Lieu de transmission et d’émancipation, l'école est aussi trop souvent un lieu de blessures pour l’élève persécuté ou pour l’enseignant chahuté.
Jean-Pierre Bellon et Marie Quartier, spécialistes des questions de harcèlement scolaire, proposent une nouvelle approche pour comprendre ces phénomènes et intervenir dans de telles situations. Ils ont publié l'ouvrage Les blessures de l’école. Harcèlement, chahut, texting : prévenir et traiter les situations pour aider le personnel éducatif et les parents à agir au quotidien face aux souffrances dont ils peuvent être témoins ou qu'ils peuvent eux-mêmes subir.
Quelle est la particularité de votre approche pour lutter contre le harcèlement scolaire ?
Notre approche a la particularité d’analyser le harcèlement entre élèves comme un piège dans lequel tout le monde tombe : élèves intimidés, élèves maltraitants, parents, enseignants… En agissant à tous les niveaux à la fois, on peut défaire le piège. Nous proposons un protocole complet dans lequel les élèves sont accompagnés par les adultes de l’institution, dans une démarche avant tout éducative, destinée à les responsabiliser, et qui passe par un travail sur la posture des élèves auteurs de brimades, comme par un soutien adapté aux élèves qui sont leurs cibles. L’aide aux parents des enfants victimes par l’institution scolaire, comme une réflexion sur les pratiques pédagogiques des enseignants en classe, sont également essentielles pour modifier les interactions responsables des situations de harcèlement. Notre méthode tient donc compte de la dimension systémique du harcèlement scolaire, et non uniquement d’un aspect particulier ou d’un autre. Elle est accessible aux personnels de l’Education nationale, c’est pourquoi le Ministère de l’Education nationale nous a confié la charge de la diffuser sur tout le territoire, à commencer par six académies pilotes.
Vous faites la distinction entre intimidation, chahut, humiliation, harcèlement et sexting.
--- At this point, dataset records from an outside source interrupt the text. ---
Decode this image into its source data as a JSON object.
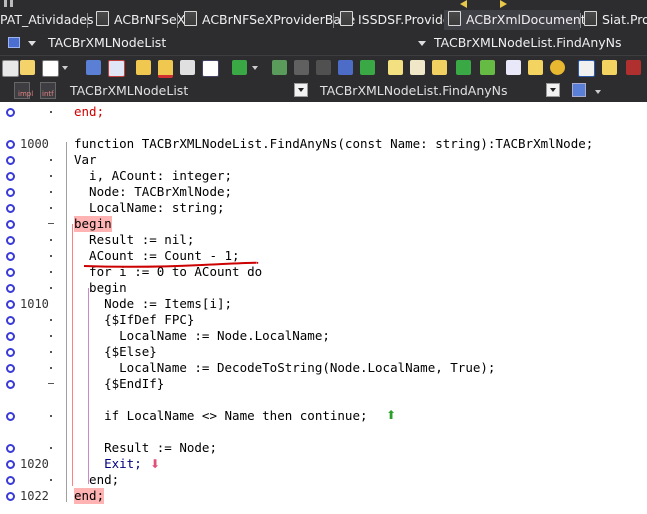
{
  "tabs": [
    {
      "label": "PAT_Atividades",
      "active": false
    },
    {
      "label": "ACBrNFSeX",
      "active": false
    },
    {
      "label": "ACBrNFSeXProviderBase",
      "active": false
    },
    {
      "label": "ISSDSF.Provider",
      "active": false
    },
    {
      "label": "ACBrXmlDocument",
      "active": true
    },
    {
      "label": "Siat.Provi",
      "active": false
    }
  ],
  "breadcrumb": {
    "left": "TACBrXMLNodeList",
    "right": "TACBrXMLNodeList.FindAnyNs"
  },
  "combos": {
    "class_combo": "TACBrXMLNodeList",
    "method_combo": "TACBrXMLNodeList.FindAnyNs"
  },
  "toolbar": {
    "icons": [
      "new-icon",
      "save-icon",
      "save-all-icon",
      "close-icon",
      "open-project-icon",
      "remove-icon",
      "build-icon",
      "run-icon",
      "step-icon",
      "trace-icon",
      "run-to-cursor-icon",
      "breakpoint-icon",
      "bookmark-icon",
      "watch-icon",
      "evaluate-icon",
      "help-icon",
      "settings-icon",
      "info-icon"
    ],
    "labels": {
      "impl": "impl",
      "intf": "intf"
    }
  },
  "colors": {
    "background": "#2d2d30",
    "editor": "#ffffff",
    "begin_highlight": "#ffb3b3",
    "word_highlight": "#c9c9f9",
    "annotation_underline": "#cc0000"
  },
  "editor": {
    "lines": [
      {
        "num": "",
        "marker": "dot",
        "text": "end;"
      },
      {
        "num": "",
        "marker": "",
        "text": ""
      },
      {
        "num": "1000",
        "marker": "num",
        "text": "function TACBrXMLNodeList.FindAnyNs(const Name: string):TACBrXmlNode;"
      },
      {
        "num": "",
        "marker": "dot",
        "text": "Var"
      },
      {
        "num": "",
        "marker": "dot",
        "text": "  i, ACount: integer;"
      },
      {
        "num": "",
        "marker": "dot",
        "text": "  Node: TACBrXmlNode;"
      },
      {
        "num": "",
        "marker": "dot",
        "text": "  LocalName: string;"
      },
      {
        "num": "",
        "marker": "dash",
        "text": "begin"
      },
      {
        "num": "",
        "marker": "dot",
        "text": "  Result := nil;"
      },
      {
        "num": "",
        "marker": "dot",
        "text": "  ACount := Count - 1;"
      },
      {
        "num": "",
        "marker": "dot",
        "text": "  for i := 0 to ACount do"
      },
      {
        "num": "",
        "marker": "dot",
        "text": "  begin"
      },
      {
        "num": "1010",
        "marker": "num",
        "text": "    Node := Items[i];"
      },
      {
        "num": "",
        "marker": "dot",
        "text": "    {$IfDef FPC}"
      },
      {
        "num": "",
        "marker": "dot",
        "text": "      LocalName := Node.LocalName;"
      },
      {
        "num": "",
        "marker": "dot",
        "text": "    {$Else}"
      },
      {
        "num": "",
        "marker": "dot",
        "text": "      LocalName := DecodeToString(Node.LocalName, True);"
      },
      {
        "num": "",
        "marker": "dash",
        "text": "    {$EndIf}"
      },
      {
        "num": "",
        "marker": "",
        "text": ""
      },
      {
        "num": "",
        "marker": "dot",
        "text": "    if LocalName <> Name then continue;"
      },
      {
        "num": "",
        "marker": "",
        "text": ""
      },
      {
        "num": "",
        "marker": "dot",
        "text": "    Result := Node;"
      },
      {
        "num": "1020",
        "marker": "num",
        "text": "    Exit;"
      },
      {
        "num": "",
        "marker": "dot",
        "text": "  end;"
      },
      {
        "num": "1022",
        "marker": "num",
        "text": "end;"
      }
    ]
  }
}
En quoi est-ce que chacune de ces situations appelle des réponses particulières ?
Nous considérons que les blessures de l’école s’entretiennent mutuellement et se répondent : le chahut favorise le harcèlement entre élèves (que nous préférons appeler « intimidation »), de même que l’humiliation de l’élève par le professeur, qui enclenche ou renforce la logique du bouc émissaire. Par ailleurs, une même mécanique alimente le chahut, qui est une forme de harcèlement de l’enseignant par sa classe, et l’intimidation entre élèves. Quant au sexting, c’est une forme de cyberharcèlement particulièrement effrayante, qui nous oblige tous à nous interroger sur nos réflexes. C’est pourquoi toutes ces situations doivent être pensées en lien les unes avec les autres, tout en nécessitant des réponses spécifiques et cohérentes.
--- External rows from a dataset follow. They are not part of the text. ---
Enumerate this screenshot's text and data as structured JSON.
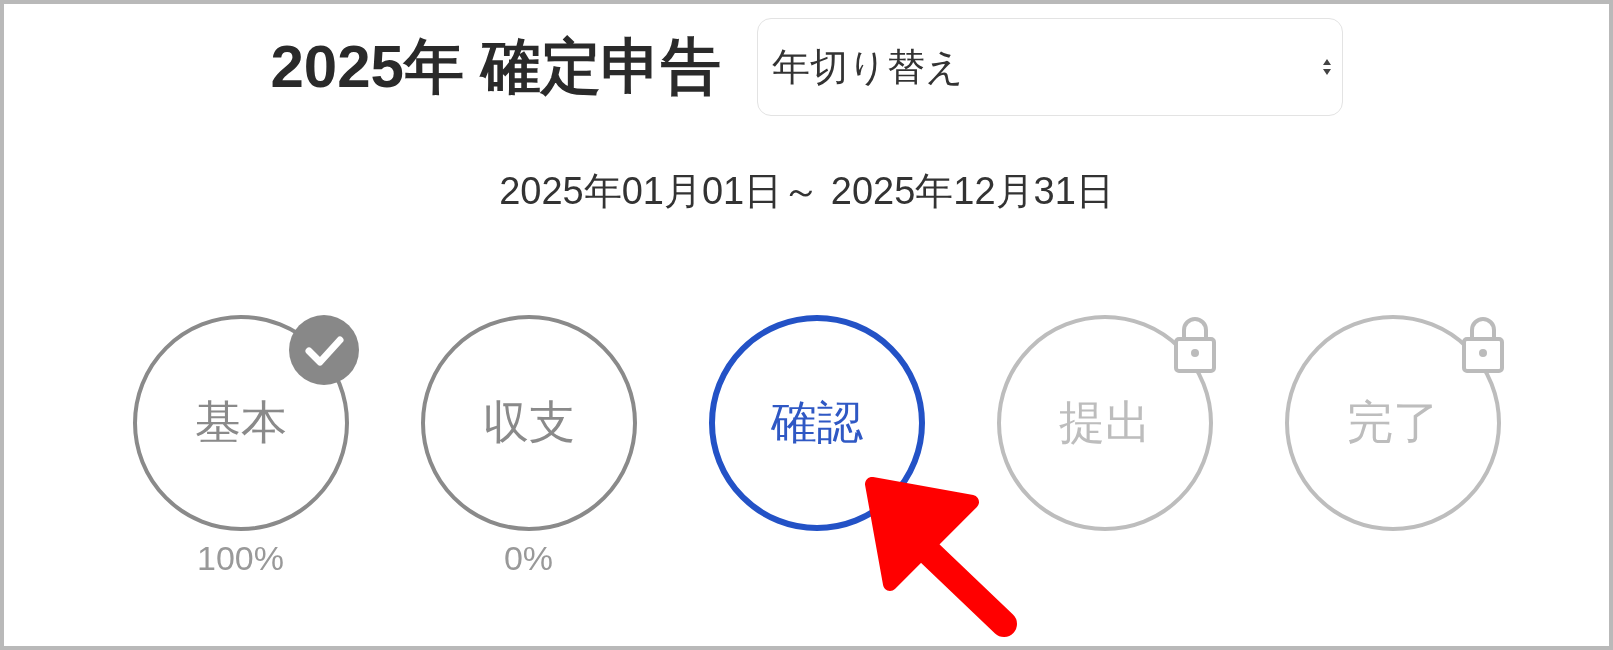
{
  "title": "2025年 確定申告",
  "year_select": {
    "value": "年切り替え"
  },
  "period": "2025年01月01日～ 2025年12月31日",
  "steps": [
    {
      "label": "基本",
      "kind": "done",
      "percent": "100%"
    },
    {
      "label": "収支",
      "kind": "todo",
      "percent": "0%"
    },
    {
      "label": "確認",
      "kind": "current"
    },
    {
      "label": "提出",
      "kind": "locked"
    },
    {
      "label": "完了",
      "kind": "locked"
    }
  ]
}
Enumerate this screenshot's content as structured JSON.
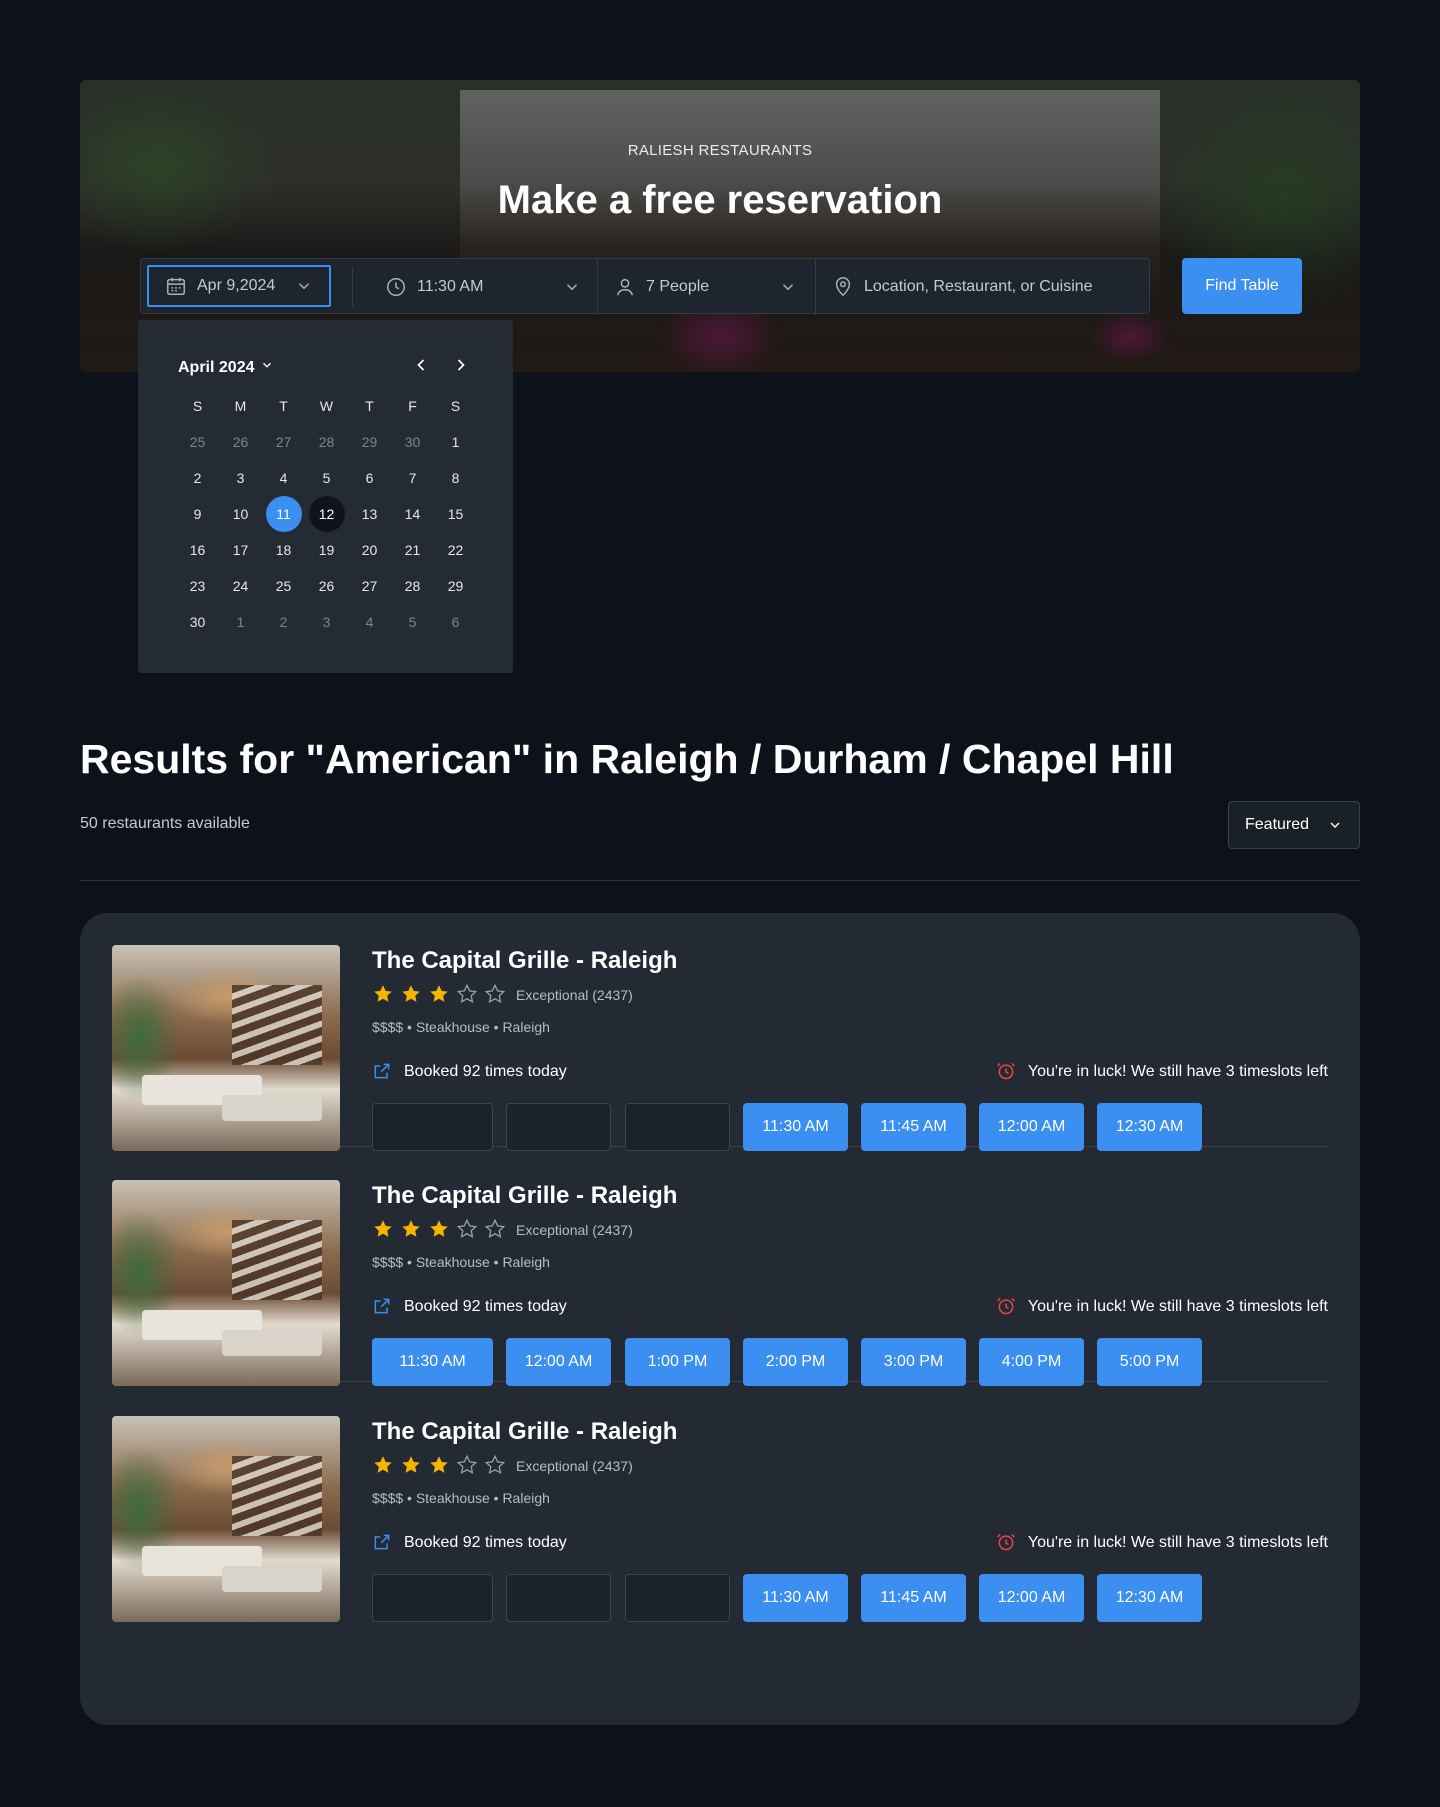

Le problème des enseignants chahutés est aussi abordé : quels conseils leur donneriez-vous ?
Le chahut, en dépossédant l’enseignant de sa capacité à encadrer sa classe, livre ce dernier mais aussi tous les élèves au règne de la violence. C’est pourquoi il nous paraît essentiel de s’interroger sur tout ce qui favorise son émergence et sur ce qui peut être fait pour l’éviter. Avant tout, il ne s’agit pas de la seule responsabilité de l’enseignant chahuté, mais bien d’une responsabilité collective. C’est pourquoi notre réflexion comme nos préconisations sont encore une fois systémiques, et impliquent les différents acteurs de l’institution : le niveau hiérarchique – inspecteurs, directeurs – qui devraient se donner pour mission d’apporter un soutien et un accompagnement efficace aux enseignants ; le niveau des collègues, qui devraient se montrer solidaires autour de l’enseignant chahuté ; le niveau des relations avec les parents d’élèves, qui peuvent représenter un soutien précieux ; enfin le niveau de l’enseignant lui-même qui a besoin d’apprendre à se construire une posture adaptée.